Wilkinson, 990 F.3d 1109, 1120 (8th Cir. 2021), cert. denied sub nom. Jama v.
Garland, 142 S. Ct. 773 (2022). “[O]ur precedent does not require a separate or
lengthy aggregation analysis.” Hassan v. Rosen, 985 F.3d 587, 591 (8th Cir. 2021).

       Chuor further argues the BIA “applied the wrong legal standard” when it treated
the lack of a specific or current threat against him as dispositive. That is a strained
reading of the BIA’s opinion, which properly cited the lack of a current or specific
threat as one factor in explaining why the record does not demonstrate a personal risk
of torture should Chuor be removed to South Sudan. Personal risk of torture is a
required element for CAT relief.

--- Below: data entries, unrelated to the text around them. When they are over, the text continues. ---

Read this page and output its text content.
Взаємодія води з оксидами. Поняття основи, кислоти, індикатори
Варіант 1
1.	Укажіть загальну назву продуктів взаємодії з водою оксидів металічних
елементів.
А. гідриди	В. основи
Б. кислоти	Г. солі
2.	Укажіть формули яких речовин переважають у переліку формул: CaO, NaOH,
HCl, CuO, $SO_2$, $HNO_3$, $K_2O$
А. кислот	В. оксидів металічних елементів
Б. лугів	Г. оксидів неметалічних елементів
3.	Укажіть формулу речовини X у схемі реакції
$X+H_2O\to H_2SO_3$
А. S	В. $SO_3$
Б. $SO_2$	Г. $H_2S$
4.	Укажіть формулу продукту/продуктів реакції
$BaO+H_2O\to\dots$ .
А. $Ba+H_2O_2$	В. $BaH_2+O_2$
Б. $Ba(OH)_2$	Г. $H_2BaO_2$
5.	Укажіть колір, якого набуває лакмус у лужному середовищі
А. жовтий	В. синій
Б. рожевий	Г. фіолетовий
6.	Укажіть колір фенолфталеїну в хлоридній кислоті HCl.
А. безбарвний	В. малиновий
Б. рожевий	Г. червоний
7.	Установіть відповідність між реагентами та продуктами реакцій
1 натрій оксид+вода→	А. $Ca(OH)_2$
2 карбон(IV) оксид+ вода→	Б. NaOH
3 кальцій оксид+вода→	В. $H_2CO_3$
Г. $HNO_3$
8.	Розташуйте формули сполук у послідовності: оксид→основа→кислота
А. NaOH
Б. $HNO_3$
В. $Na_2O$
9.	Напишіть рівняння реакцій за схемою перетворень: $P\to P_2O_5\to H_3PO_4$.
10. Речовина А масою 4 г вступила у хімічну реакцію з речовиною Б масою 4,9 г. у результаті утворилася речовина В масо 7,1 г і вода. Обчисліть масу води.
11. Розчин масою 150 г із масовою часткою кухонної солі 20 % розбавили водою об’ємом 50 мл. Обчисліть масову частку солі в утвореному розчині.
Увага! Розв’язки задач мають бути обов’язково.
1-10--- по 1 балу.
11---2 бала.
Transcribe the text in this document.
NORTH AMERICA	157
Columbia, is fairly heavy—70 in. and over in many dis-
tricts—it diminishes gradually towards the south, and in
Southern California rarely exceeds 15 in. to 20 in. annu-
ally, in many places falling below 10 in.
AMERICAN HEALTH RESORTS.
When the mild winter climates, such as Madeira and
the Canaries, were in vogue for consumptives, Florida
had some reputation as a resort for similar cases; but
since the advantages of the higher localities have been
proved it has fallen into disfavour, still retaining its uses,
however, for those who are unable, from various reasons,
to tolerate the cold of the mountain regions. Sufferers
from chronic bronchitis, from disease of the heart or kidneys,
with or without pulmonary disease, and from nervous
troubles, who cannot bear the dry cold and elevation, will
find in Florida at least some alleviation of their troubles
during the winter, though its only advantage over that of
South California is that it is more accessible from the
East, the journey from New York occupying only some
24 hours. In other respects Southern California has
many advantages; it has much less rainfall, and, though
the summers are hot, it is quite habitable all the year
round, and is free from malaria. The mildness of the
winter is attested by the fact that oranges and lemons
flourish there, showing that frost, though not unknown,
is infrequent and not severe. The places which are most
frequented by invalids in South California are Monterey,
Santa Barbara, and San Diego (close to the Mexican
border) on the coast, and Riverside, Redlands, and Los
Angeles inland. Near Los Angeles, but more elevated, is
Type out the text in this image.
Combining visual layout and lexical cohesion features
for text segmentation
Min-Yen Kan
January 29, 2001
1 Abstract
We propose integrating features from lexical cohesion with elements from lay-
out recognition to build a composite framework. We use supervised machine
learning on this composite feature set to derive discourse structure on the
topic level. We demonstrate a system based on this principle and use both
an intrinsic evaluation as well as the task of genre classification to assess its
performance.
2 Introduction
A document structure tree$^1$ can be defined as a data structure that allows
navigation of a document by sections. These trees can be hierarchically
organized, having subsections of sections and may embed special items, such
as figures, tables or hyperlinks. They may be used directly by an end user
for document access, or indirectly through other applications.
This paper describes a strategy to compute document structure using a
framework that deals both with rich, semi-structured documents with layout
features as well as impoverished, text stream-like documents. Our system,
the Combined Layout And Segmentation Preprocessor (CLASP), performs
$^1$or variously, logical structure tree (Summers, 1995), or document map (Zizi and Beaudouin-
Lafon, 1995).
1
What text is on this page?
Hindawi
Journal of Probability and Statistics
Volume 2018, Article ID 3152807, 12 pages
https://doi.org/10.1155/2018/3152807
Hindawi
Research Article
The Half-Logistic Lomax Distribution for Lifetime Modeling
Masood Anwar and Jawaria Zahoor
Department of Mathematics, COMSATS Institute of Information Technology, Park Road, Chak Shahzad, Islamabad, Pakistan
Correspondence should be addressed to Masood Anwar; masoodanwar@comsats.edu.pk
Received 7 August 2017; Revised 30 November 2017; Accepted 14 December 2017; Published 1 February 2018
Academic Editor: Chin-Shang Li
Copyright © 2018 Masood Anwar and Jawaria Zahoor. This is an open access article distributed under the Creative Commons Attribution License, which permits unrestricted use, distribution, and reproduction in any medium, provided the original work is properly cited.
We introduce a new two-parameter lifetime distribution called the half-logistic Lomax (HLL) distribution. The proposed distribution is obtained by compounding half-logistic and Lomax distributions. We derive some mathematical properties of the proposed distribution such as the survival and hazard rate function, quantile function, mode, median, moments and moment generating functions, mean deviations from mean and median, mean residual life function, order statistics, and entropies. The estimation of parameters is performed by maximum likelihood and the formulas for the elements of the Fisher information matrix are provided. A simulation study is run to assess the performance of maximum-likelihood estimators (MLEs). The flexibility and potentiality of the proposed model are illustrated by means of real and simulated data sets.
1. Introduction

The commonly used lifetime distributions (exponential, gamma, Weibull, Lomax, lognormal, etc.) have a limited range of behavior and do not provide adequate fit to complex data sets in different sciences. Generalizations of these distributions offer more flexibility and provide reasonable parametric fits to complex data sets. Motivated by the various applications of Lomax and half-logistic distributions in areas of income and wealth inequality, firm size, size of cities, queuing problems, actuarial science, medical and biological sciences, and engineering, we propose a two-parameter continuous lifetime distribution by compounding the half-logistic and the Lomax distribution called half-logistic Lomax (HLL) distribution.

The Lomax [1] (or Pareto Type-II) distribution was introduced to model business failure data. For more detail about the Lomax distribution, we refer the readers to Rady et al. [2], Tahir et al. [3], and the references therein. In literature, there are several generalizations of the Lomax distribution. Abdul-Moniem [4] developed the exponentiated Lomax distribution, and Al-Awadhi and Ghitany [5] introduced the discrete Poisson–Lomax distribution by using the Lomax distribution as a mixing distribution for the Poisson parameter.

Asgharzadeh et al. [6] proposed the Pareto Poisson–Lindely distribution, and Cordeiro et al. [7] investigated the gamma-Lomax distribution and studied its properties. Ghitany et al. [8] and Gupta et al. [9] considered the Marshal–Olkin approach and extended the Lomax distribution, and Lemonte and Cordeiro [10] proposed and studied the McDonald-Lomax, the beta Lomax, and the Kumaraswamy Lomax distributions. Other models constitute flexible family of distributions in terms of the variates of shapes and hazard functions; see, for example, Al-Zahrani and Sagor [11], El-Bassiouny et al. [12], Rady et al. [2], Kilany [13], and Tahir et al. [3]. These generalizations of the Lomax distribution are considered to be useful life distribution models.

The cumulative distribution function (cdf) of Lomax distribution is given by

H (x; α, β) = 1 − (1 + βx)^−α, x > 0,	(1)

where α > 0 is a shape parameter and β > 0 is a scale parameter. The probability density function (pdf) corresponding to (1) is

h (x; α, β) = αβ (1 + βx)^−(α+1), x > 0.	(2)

See Jima, 942 F.3d at 473. The BIA “must consider

                                          -7-
all evidence relevant to the likelihood of future torture,” including recent threats.
Malonga v. Mukasey, 546 F.3d 546, 555-56 (8th Cir. 2008).

       For these reasons, we conclude the BIA did not err in concluding that the IJ’s
likelihood-of-torture finding is clearly erroneous because Chuor presented insufficient
evidence to establish that he faces a personal risk of torture in South Sudan.
Accordingly, we deny the petition for review.